On Wed, Apr 17, 2019 at 02:13:12PM +0800, bin.cheng wrote:
> Hi,
> As discussed in PR90078, this patch checks possible infinite_cost overflow in
> ivopts.
> Also as discussed, overflow happens mostly because of cost scaling wrto
> bb_freq/loop_freq.
> For the moment, we only implement capping in comp_cost operators, while in
> next
> stage1, we may instead implement capping in get_scaled_computation_cost_at
> with
> more supporting benchmark data.
>
> BTW, I think switching costs around comparison between infinite_cost is
> unnecessary
> since there will be no overflow in integer after capping with infinite_cost.
>
> Bootstrap and test on x86_64, is it OK?
>
> Thanks,
> bin
>
> 2019-04-17 Bin Cheng <[email protected]>
>
> PR tree-optimization/92078
> * tree-ssa-loop-ivopts.c (comp_cost::operator +,-,+=,-+,/=,*=): Add
> checks for infinite_cost overflow.
>
> 2018-04-17 Bin Cheng <[email protected]>
>
> PR tree-optimization/92078
> * gcc/testsuite/g++.dg/tree-ssa/pr90078.C: New test.
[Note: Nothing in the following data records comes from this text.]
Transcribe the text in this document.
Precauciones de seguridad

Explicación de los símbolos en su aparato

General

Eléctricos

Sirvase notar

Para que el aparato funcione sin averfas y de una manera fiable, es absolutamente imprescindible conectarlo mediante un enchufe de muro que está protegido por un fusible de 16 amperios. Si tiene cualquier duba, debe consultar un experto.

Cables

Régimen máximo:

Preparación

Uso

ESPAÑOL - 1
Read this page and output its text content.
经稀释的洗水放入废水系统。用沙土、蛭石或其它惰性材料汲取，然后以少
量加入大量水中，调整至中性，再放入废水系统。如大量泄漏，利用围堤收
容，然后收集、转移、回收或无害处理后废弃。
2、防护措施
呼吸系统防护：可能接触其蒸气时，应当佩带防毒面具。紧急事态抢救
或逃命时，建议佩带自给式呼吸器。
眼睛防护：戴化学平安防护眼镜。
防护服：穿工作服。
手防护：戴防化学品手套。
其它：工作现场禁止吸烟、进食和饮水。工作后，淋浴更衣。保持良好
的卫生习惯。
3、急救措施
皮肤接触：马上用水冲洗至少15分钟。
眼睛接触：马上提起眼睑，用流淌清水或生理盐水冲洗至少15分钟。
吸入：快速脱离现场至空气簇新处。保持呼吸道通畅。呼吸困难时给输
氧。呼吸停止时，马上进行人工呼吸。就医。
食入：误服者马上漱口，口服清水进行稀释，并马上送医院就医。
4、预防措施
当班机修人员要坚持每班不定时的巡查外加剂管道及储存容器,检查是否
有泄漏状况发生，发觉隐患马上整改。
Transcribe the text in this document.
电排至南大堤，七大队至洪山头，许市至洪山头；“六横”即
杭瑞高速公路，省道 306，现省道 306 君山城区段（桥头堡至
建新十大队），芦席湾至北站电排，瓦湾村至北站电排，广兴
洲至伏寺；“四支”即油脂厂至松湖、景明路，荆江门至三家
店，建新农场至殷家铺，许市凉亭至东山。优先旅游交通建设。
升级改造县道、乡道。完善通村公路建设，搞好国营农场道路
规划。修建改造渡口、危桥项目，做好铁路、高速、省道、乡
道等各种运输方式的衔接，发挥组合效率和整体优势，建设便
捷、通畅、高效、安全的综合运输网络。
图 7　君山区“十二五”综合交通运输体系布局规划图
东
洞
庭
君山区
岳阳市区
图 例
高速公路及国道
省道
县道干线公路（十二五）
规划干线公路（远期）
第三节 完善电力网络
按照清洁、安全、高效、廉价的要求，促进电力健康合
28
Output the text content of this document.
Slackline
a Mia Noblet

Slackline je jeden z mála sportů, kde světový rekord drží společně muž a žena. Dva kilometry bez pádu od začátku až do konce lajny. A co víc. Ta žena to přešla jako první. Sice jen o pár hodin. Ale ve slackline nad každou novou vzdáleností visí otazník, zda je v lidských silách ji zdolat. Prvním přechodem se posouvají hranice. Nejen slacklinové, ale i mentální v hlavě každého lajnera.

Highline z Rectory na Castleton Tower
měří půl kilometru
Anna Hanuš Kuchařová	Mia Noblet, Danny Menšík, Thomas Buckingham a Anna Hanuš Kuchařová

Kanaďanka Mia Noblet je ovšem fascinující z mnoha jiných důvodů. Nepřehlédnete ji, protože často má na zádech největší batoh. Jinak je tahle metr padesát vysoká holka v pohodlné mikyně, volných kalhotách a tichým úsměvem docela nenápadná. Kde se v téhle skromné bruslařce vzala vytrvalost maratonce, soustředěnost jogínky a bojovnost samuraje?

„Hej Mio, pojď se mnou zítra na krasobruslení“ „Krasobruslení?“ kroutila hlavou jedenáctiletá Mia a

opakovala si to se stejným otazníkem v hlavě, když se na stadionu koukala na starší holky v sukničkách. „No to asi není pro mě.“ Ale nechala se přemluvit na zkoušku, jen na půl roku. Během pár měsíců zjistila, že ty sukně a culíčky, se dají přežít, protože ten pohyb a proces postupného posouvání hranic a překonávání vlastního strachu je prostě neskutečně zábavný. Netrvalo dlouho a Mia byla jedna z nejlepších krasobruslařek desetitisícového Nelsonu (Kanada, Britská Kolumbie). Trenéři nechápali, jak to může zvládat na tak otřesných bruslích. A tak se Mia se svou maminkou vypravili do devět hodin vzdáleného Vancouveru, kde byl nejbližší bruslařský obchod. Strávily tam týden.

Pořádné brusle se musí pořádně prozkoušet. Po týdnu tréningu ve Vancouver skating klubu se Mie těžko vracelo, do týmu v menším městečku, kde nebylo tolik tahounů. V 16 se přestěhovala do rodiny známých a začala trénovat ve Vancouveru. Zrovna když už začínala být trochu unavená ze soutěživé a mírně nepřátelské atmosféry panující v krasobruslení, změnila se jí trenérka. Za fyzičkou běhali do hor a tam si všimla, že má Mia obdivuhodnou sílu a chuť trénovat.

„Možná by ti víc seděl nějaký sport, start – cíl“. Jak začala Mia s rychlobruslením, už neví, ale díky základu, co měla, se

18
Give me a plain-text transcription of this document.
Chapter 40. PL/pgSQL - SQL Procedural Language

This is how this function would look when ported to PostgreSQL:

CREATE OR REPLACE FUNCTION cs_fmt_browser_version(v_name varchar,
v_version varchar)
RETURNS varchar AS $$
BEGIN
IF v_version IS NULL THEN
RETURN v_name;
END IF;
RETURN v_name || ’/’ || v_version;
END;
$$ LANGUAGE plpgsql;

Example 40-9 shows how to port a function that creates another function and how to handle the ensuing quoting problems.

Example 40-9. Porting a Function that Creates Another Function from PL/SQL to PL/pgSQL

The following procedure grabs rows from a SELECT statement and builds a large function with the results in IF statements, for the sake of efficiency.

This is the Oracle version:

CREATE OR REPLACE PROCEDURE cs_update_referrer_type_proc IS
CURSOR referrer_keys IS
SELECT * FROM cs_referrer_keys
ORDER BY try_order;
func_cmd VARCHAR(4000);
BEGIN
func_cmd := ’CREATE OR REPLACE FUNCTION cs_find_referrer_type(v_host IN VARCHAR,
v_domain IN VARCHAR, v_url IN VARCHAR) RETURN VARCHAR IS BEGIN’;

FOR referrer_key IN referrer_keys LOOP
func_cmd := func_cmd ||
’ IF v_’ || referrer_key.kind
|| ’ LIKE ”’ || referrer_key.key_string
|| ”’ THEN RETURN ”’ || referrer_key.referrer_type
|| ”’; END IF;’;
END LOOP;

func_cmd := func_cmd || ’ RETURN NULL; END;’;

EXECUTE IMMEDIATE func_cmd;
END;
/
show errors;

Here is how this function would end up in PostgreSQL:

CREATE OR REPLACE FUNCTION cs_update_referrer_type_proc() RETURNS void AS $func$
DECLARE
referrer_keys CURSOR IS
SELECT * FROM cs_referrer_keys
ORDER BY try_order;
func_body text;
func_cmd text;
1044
--- a/gcc/tree-ssa-loop-ivopts.c
+++ b/gcc/tree-ssa-loop-ivopts.c
@@ -243,6 +243,9 @@ operator+ (comp_cost cost1, comp_cost cost2)
if (cost1.infinite_cost_p () || cost2.infinite_cost_p ())
return infinite_cost;
+ if (cost1.cost + cost2.cost >= infinite_cost.cost)
+ return infinite_cost;
As
#define INFTY 10000000
what is the reason to keep the previous condition as well?
I mean, if cost1.cost == INFTY or cost2.cost == INFTY,
cost1.cost + cost2.cost >= INFTY too.
Unless costs can go negative.
@@ -256,6 +259,8 @@ operator- (comp_cost cost1, comp_cost cost2)
return infinite_cost;
gcc_assert (!cost2.infinite_cost_p ());
+ if (cost1.cost - cost2.cost >= infinite_cost.cost)
+ return infinite_cost;
Unless costs can be negative, when you first bail out
for cost1.cost == INFTY, then cost1.cost - cost2.cost won't
be INFTY (but could get negative). So shouldn't there be a guard against
that instead? Or, if costs can be negative, shouldn't there be also
guards that it doesn't grow too negative (say smaller than -INFTY)?